Elternsprechstunde im Gymnasium. Elisabeth Peters schaut im Foyer auf die Tafel mit den Namen und Raumnummern. Sie muss in den 1. Stock. Sie klopft. Ein freundliches „Herein.“ Reinhard Evers gibt Englisch und Französisch und ist der Klassenlehrer. Frau Peters stellt sich vor und setzt sich ihm gegenüber an den niedrigen Tisch, der aus der mittleren Reihe der Klasse herausgerückt ist.
Lehrer: Frau Peters, Wolfgang ist ein guter Schüler. Und bei mir ist er besonders gut. Seine Leistungen sind also sicher nicht der Grund, dass Sie hier sind.
Mutter: Nein, nein, wir sind auch stolz auf ihn. Aber ich mache mir Sorgen, weil er so wenig mit Schulkameraden zusammen ist.
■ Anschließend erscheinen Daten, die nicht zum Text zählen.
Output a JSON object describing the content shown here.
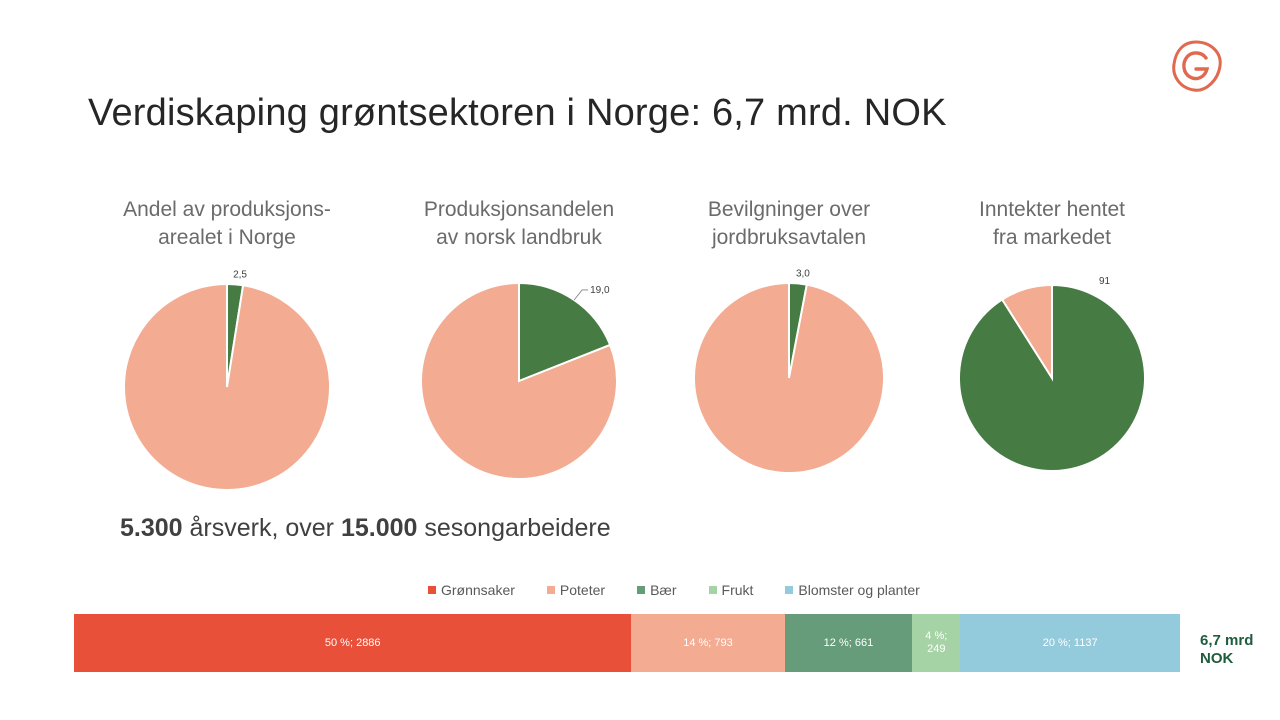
{
  "slide": {
    "title": "Verdiskaping grøntsektoren i Norge: 6,7 mrd. NOK",
    "stat_value1": "5.300",
    "stat_text1": " årsverk, over ",
    "stat_value2": "15.000",
    "stat_text2": " sesongarbeidere",
    "total_label": "6,7 mrd NOK",
    "logo_icon": "g-logo-icon"
  },
  "colors": {
    "green": "#467b43",
    "salmon": "#f3ab92",
    "grønnsaker": "#e8503a",
    "poteter": "#f3ab92",
    "bær": "#679c7a",
    "frukt": "#a6d3a6",
    "blomster": "#94cbdc",
    "logo": "#e06a50"
  },
  "chart_data": [
    {
      "type": "pie",
      "title": "Andel av produksjons-arealet i Norge",
      "title_lines": [
        "Andel av produksjons-",
        "arealet i Norge"
      ],
      "slices": [
        {
          "value": 2.5,
          "label": "2,5",
          "color": "#467b43"
        },
        {
          "value": 97.5,
          "label": "",
          "color": "#f3ab92"
        }
      ]
    },
    {
      "type": "pie",
      "title": "Produksjonsandelen av norsk landbruk",
      "title_lines": [
        "Produksjonsandelen",
        "av norsk landbruk"
      ],
      "slices": [
        {
          "value": 19.0,
          "label": "19,0",
          "color": "#467b43"
        },
        {
          "value": 81.0,
          "label": "",
          "color": "#f3ab92"
        }
      ]
    },
    {
      "type": "pie",
      "title": "Bevilgninger over jordbruksavtalen",
      "title_lines": [
        "Bevilgninger over",
        "jordbruksavtalen"
      ],
      "slices": [
        {
          "value": 3.0,
          "label": "3,0",
          "color": "#467b43"
        },
        {
          "value": 97.0,
          "label": "",
          "color": "#f3ab92"
        }
      ]
    },
    {
      "type": "pie",
      "title": "Inntekter hentet fra markedet",
      "title_lines": [
        "Inntekter hentet",
        "fra markedet"
      ],
      "slices": [
        {
          "value": 91,
          "label": "91",
          "color": "#467b43"
        },
        {
          "value": 9,
          "label": "",
          "color": "#f3ab92"
        }
      ]
    },
    {
      "type": "bar",
      "orientation": "horizontal-stacked-100",
      "categories": [
        "Grønnsaker",
        "Poteter",
        "Bær",
        "Frukt",
        "Blomster og planter"
      ],
      "series": [
        {
          "name": "Grønnsaker",
          "percent": 50,
          "value": 2886,
          "label": "50 %; 2886",
          "color": "#e8503a"
        },
        {
          "name": "Poteter",
          "percent": 14,
          "value": 793,
          "label": "14 %; 793",
          "color": "#f3ab92"
        },
        {
          "name": "Bær",
          "percent": 12,
          "value": 661,
          "label": "12 %; 661",
          "color": "#679c7a"
        },
        {
          "name": "Frukt",
          "percent": 4,
          "value": 249,
          "label": "4 %; 249",
          "color": "#a6d3a6"
        },
        {
          "name": "Blomster og planter",
          "percent": 20,
          "value": 1137,
          "label": "20 %; 1137",
          "color": "#94cbdc"
        }
      ],
      "legend": "top"
    }
  ]
}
Gerade zum Geburtstag, und sonst fast nie.
Lehrer: Gute Schüler sind selten die Beliebtesten in der Klasse. Und manchmal ist er vielleicht nicht besonders geschickt im Umgang mit seinen Klassenkameraden.
Mutter: Wie meinen Sie das?
Lehrer: Gelegentlich demonstriert er seine Überlegenheit ziemlich deutlich. Sowas ist nicht gern gesehen.
Mutter: Ja, ich weiß. Er hat eine Neigung zur … Aber es kommt auch daher, dass er seine Eigenbrötelei als Auszeichnung sieht. Er liest und liest und liest …
Lehrer: Das merkt man ihm an. Aber Sie müssen sich keine Gedanken machen. In der Klasse kommt er zurecht.
Mutter: Ich danke Ihnen, Herr Evers. Das beruhigt mich doch.
Verlassen wir die beschränkt-individuelle Ebene und wenden uns dem großen Ganzen zu. Die Beatmusik ist eine historische Kraft. Sie wirkt auf die Gesellschaft insgesamt, in ihrer konkreten Verfassung. Dazu gehört auch die ganz besondere geopolitische Situation, in der sich die Bundesrepublik befindet. Und die hat dazu beigetragen, dass Sender für die hier stationierten ausländischen Soldaten ganz wesentlich die neue Musik verbreiten konnten. Andererseits (im ganz wörtlichen Sinn): Wenn wir herauszoomen aus der Straße, dem Viertel, der Stadt, der Region, so dass wir nur noch ein vielfarbiges Patchworkmuster aus Äckern, Wäldern, ausgreifenden Agglomerationen, Flüssen und Autobahnen erkennen, stoßen wir irgendwann im Osten auf eine nicht normale Grenze.
Am Vormittag strahlt das Fernsehen der BRD,
Problems, problems, problems
natürlich nur über die Sender an der Grenze
zum souveränen Arbeiter- und Bauernstaat,
all day long
Hetzprogramme
worries, worries pile up on my head
zur Untergrabung der sozialistischen Gesellschaftsordnung aus:
will my problems work out
Nachrichten, Sportschau, Haifischbar und das Aktuelle Magazin
right or wrong
In der Wochenschau mündet die Berichterstattung über bedeutende gesellschaftliche Ereignisse oft in Bildern eines Tanzparketts voll mit schwarz-weißen Pärchen in Zeitlupenbewegungen. Richtiges Benehmen im Umgang mit dem anderen Geschlecht und Vertrautheit mit den Tanzschritten der wichtigsten Standard- und Lateintänze gehören zur Grundausstattung einer gehobenen Position. Bei solchen Anlässen, deren Besuch beruflich geboten ist, sind langsamer Walzer und Unterhaltung auch mit der Frau des Chefs unfallfrei zu bewältigen. Deshalb ist die Tanzstunde eine gesellschaftliche Verpflichtung für Gymnasiasten, der anders als sonst in derartigen Fällen erwartungsvoll entgegen gesehen wird.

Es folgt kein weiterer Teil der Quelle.